If a customer wants heightened controls for a project involving EEA or UK recipients, it should tell us before transferring data. Possible controls may include file password protection, reduced data fields, recipient-code references, customer-managed delivery notices, restricted supplier visibility, agreed deletion timing, signed data-processing terms, limited access contacts, or a single consolidated delivery point. Some controls may add cost or reduce delivery convenience. Heightened privacy controls are most effective when planned before data is collected, transferred, packed, dispatched or disclosed to fulfilment partners.
This final privacy schedule records that data protection is not a single approval step. It is a chain of decisions about necessity, notice, lawful basis, security, disclosure, transfer, retention, rights and accountability. Accordingly, customers should minimise data before transmission, confirm recipient accuracy before dispatch, avoid unnecessary sensitive data, use secure channels for large lists, and ensure that the persons whose data they supply receive any notices required by the customer in its capacity as controller or equivalent role.
44. Codicil of final privacy elaboration
If any provision of this Policy is read alongside a shorter notice, banner, form label, invoice statement, payment-link statement, processor notice or customer-provided employee notice, the documents should be read harmoniously where possible. A short form label may identify the field being collected, while this Policy explains why the field is collected, what happens after collection, who may see it, how long it may be kept and what rights may exist. Where a shorter notice is inconsistent with this Policy, the parties should consider the context, the time of collection and any mandatory law applicable to the specific processing activity.

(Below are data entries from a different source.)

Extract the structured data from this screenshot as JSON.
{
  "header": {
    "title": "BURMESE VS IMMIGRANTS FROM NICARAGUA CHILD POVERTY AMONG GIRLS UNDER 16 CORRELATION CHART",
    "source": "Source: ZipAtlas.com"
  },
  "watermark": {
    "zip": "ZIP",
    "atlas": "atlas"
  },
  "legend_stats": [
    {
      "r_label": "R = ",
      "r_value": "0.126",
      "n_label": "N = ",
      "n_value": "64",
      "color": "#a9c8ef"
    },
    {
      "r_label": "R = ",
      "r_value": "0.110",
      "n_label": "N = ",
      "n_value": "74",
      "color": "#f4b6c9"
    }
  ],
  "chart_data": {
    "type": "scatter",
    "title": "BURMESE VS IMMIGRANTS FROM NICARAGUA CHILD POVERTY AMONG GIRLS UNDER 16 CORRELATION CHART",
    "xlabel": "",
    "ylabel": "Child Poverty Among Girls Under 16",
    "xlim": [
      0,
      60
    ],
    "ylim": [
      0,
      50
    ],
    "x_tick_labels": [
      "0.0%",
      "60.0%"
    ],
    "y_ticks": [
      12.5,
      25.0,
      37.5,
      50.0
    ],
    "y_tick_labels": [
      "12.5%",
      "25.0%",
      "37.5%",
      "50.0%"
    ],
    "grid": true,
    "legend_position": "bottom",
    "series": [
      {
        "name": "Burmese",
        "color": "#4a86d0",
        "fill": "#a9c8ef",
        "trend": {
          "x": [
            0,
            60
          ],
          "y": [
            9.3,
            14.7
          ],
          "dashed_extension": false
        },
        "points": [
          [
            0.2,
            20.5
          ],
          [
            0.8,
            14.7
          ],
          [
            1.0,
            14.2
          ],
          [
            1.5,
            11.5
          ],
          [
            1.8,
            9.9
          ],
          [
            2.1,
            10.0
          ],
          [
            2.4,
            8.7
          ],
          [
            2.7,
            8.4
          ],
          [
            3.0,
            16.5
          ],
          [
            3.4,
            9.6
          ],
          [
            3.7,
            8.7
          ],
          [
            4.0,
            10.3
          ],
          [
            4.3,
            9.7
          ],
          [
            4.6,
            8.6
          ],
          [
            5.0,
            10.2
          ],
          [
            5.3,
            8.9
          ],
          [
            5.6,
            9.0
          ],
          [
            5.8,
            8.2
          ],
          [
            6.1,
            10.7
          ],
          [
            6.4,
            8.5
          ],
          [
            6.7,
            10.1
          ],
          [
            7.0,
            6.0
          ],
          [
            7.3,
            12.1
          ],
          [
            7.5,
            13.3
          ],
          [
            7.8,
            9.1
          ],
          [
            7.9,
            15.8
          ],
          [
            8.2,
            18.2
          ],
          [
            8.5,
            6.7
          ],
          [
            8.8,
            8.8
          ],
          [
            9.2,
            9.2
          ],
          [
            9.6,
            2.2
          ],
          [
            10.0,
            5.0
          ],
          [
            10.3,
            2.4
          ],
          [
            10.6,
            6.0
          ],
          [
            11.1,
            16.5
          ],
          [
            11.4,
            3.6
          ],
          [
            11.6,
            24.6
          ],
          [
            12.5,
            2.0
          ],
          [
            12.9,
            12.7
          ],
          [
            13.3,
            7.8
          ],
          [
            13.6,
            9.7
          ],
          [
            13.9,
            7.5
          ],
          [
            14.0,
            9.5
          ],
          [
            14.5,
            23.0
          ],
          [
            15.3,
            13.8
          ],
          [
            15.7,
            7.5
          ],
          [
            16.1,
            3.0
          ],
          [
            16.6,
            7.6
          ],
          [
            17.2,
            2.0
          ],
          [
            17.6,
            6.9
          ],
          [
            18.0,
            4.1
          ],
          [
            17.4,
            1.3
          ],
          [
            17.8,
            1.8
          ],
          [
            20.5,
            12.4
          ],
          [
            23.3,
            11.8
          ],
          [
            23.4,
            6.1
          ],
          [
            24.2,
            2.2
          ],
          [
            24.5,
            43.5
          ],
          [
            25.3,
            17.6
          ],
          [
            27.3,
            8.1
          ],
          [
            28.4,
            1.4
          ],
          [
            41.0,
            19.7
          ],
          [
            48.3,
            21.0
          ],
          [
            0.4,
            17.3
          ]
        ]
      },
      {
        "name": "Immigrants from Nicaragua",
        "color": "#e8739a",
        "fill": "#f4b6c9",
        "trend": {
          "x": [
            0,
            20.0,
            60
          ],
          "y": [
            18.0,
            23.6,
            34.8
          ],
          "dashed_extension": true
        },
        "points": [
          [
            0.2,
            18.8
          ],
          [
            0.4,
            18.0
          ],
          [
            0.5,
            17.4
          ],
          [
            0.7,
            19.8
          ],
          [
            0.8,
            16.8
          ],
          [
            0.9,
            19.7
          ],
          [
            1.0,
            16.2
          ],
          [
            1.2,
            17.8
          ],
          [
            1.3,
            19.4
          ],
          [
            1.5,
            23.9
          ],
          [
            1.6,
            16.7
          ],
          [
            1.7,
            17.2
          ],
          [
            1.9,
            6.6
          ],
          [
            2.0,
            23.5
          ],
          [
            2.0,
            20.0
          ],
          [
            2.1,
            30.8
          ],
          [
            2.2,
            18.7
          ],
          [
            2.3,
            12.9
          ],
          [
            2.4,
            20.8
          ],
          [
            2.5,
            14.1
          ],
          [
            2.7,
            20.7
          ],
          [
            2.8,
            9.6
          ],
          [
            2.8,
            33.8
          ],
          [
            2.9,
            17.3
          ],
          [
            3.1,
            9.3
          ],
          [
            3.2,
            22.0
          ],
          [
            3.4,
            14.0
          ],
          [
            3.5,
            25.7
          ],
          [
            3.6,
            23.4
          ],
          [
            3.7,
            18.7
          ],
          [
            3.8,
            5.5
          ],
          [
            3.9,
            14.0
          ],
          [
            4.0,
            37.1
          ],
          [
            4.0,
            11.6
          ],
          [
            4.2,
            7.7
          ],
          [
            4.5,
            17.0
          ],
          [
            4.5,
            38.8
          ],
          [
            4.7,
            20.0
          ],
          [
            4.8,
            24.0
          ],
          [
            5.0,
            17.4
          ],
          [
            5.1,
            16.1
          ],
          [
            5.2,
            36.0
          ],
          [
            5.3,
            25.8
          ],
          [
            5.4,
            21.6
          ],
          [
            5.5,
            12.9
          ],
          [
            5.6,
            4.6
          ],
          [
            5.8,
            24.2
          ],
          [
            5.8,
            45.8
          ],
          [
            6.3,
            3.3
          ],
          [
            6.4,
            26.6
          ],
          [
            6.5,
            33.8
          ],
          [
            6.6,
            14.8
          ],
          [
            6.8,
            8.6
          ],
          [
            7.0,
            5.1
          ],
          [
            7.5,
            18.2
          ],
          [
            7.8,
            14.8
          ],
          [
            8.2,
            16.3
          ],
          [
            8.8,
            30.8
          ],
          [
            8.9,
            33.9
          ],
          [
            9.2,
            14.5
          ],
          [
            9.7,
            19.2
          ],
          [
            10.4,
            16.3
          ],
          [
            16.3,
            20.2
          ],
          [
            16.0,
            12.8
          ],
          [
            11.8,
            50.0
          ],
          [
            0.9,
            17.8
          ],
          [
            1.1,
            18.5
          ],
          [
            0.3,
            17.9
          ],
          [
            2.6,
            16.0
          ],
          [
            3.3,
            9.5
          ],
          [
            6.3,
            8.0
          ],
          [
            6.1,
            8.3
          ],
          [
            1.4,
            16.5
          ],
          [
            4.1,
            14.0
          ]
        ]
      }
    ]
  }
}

We may update this privacy architecture as the business changes. If we add account logins, live payment checkout, analytics, newsletter subscriptions, catalogue-download gates, customer portals, warehouse integrations, CRM automation, AI-assisted support, automated address validation or recurring corporate-gift programmes, the data flows may change and this Policy may be updated. A privacy notice is a statement of processing practices at a point in time and may be revised as operations, technology, law, vendors and payment requirements change. Customers should check the effective date when relying on the Policy for procurement, processor review or recipient notices.
The overriding rule remains minimisation. Send only the information needed. Use role-based business contacts where possible. Avoid sensitive data. Keep recipient lists accurate. Tell recipients what is happening where you control the relationship. Use secure channels for large files. Do not email payment credentials. Contact us early if something is wrong. These operational requirements are intended to reduce privacy risk, support accurate delivery, preserve payment and order records, and allow rights requests to be handled without unnecessary processing of irrelevant personal data.
Short operational summary: We collect the information needed to quote, customise, take payment for, pack and deliver corporate gifts. Payment providers such as Stripe or Airwallex may process payment and compliance data under their own terms. Do not email card details. Recipient lists should contain only what is needed for fulfilment.